The embodiments described herein relate to sag in wellbore fluids.
Wellbore fluids often include a plurality of particles that impart specific properties (e.g., viscosity, mud weight (or density), and the like) and capabilities (e.g., wellbore strengthening) to the wellbore fluid. It should be understood that the terms “particle” and “particulate,” as used in this disclosure, includes all known shapes of materials, including substantially spherical materials, fibrous materials, polygonal materials (such as cubic materials), and combinations thereof.
In drilling fluids, for example, weighting agents (i.e., particles having a specific gravity greater than the base fluid of the drilling fluid) can be used to produce drilling fluids with the desired mud weight (i.e., density), which affects the equivalent circulating density (“ECD”) of the drilling fluid. During drilling operations, for example, the ECD is often carefully monitored and controlled relative to the fracture gradient of the subterranean formation. Typically, the ECD during drilling is close to the fracture gradient without exceeding it. When the ECD exceeds the fracture gradient, a fracture may form in the subterranean formation and drilling fluid may be lost into the subterranean formation (often referred to as lost circulation). In another example, lost circulation materials (“LCMs”) can be used to strengthen the wellbore and increase the hoop stress around the wellbore, which allows for a higher ECD. The LCMs incorporate into and plug microfractures extending from the wellbore, so as to mitigate fracture propagation and lost circulation.
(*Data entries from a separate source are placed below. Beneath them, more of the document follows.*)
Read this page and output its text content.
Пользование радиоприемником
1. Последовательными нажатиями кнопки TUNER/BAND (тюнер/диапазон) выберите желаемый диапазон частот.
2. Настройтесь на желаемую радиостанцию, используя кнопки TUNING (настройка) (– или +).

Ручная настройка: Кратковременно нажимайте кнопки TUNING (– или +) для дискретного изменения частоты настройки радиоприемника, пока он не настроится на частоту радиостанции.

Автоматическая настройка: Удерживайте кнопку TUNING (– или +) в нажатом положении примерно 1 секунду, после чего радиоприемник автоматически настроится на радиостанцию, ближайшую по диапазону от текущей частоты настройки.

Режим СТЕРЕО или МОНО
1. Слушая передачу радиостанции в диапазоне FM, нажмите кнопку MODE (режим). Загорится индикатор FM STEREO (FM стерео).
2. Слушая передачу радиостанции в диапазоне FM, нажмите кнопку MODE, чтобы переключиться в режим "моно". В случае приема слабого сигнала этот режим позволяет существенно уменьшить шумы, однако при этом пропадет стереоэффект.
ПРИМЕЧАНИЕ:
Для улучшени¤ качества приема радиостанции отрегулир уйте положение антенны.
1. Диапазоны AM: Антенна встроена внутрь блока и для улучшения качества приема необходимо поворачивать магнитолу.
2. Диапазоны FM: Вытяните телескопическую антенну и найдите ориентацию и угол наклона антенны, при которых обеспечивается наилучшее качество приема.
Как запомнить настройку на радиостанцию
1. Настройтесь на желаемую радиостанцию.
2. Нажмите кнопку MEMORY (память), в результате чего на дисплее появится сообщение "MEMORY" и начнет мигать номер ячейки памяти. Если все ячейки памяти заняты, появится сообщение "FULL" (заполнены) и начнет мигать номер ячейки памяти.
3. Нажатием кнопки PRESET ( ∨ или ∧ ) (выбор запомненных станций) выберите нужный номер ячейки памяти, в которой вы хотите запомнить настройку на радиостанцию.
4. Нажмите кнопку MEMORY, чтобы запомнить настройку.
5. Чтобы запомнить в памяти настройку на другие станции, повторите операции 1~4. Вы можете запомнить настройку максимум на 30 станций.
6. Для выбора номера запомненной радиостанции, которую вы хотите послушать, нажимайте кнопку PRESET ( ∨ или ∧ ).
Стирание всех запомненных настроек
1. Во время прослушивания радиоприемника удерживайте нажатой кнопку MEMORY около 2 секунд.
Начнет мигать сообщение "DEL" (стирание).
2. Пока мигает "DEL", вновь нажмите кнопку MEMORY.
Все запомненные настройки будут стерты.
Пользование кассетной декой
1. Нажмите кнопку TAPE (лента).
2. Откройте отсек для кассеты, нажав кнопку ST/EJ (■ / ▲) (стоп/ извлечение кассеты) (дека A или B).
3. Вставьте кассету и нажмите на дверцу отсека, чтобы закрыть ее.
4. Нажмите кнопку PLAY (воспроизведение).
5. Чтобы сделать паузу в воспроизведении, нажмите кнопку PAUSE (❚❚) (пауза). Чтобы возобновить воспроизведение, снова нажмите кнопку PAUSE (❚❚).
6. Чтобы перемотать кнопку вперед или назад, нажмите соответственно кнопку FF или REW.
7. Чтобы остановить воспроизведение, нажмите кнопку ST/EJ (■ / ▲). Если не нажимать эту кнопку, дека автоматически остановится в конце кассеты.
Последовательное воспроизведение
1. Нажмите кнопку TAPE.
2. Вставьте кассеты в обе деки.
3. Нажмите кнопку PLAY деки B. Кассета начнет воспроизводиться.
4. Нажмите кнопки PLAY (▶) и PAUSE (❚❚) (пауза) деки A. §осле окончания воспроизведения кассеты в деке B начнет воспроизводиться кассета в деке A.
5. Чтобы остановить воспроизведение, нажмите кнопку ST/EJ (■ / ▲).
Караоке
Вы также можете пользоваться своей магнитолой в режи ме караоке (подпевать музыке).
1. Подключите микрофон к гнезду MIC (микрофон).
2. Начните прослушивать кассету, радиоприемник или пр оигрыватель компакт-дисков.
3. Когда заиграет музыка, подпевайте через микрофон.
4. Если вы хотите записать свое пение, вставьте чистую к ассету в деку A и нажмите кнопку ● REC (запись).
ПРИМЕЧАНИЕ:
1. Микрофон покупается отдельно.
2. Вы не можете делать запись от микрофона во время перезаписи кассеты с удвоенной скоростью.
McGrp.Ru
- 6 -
As used herein, the term “sag” refers to an inhomogeneity or gradation in particle distribution in the fluid as a result of the particles settling (e.g., under the influence of gravity or secondary flow). When sag is observed with weighting agents, the density of the fluid is inhomogeneous or graded.
Oftentimes in a wellbore operation, the circulation of the wellbore fluids through the drill string and wellbore is halted such that the wellbore fluid becomes substantially static in the wellbore (e.g., drill string tripping). In some instances, low shear conditions may be result from slowing circulation or halting circulation while rotating the drill string. As used herein, the term “low shear” refers to a circulation rate with an annular velocity less than about 10 ft/min or a drill string rotation rate of less than 10 rpm. Static or low shear wellbore fluids may allow the particles to settle (i.e., sag). Sag may not occur throughout an entire wellbore, but its occurrence in even a small section of the wellbore can cause well control issues like kicks, lost circulation, stuck pipes, wellbore collapse, and possibly a blowout. For example, if the density of the wellbore fluid, and consequently hydrostatic pressure, are higher than the fracture gradient of the formation, the formation may fracture and cause a lost circulation well control issue. In another example, sag may lead to a portion of the wellbore fluid having a sufficiently high density for a pipe to get stuck therein. Unsticking the pipe can, in some instances, cease the wellbore operation and require expensive and time consuming methods. In yet another example, large density variations in a sagging wellbore fluid may result in wellbore collapse. In another example, the lower density portion of the sagged fluid may, in some instances, readily flow when circulation is resumed or increased and leave the higher density portion of the fluid in place, which is time consuming and expensive to remove. Each of these well control issues and potential remediation are expensive and time consuming.
Sag in wellbore fluids is exacerbated by higher temperatures and deviation in the wellbore. Therefore, the recent strides in extended reach drilling, which have resulted in highly deviated wellbores at greater depths where temperatures can be greater, increase the concern for and possible instances of sag related problems in the oil and gas industry.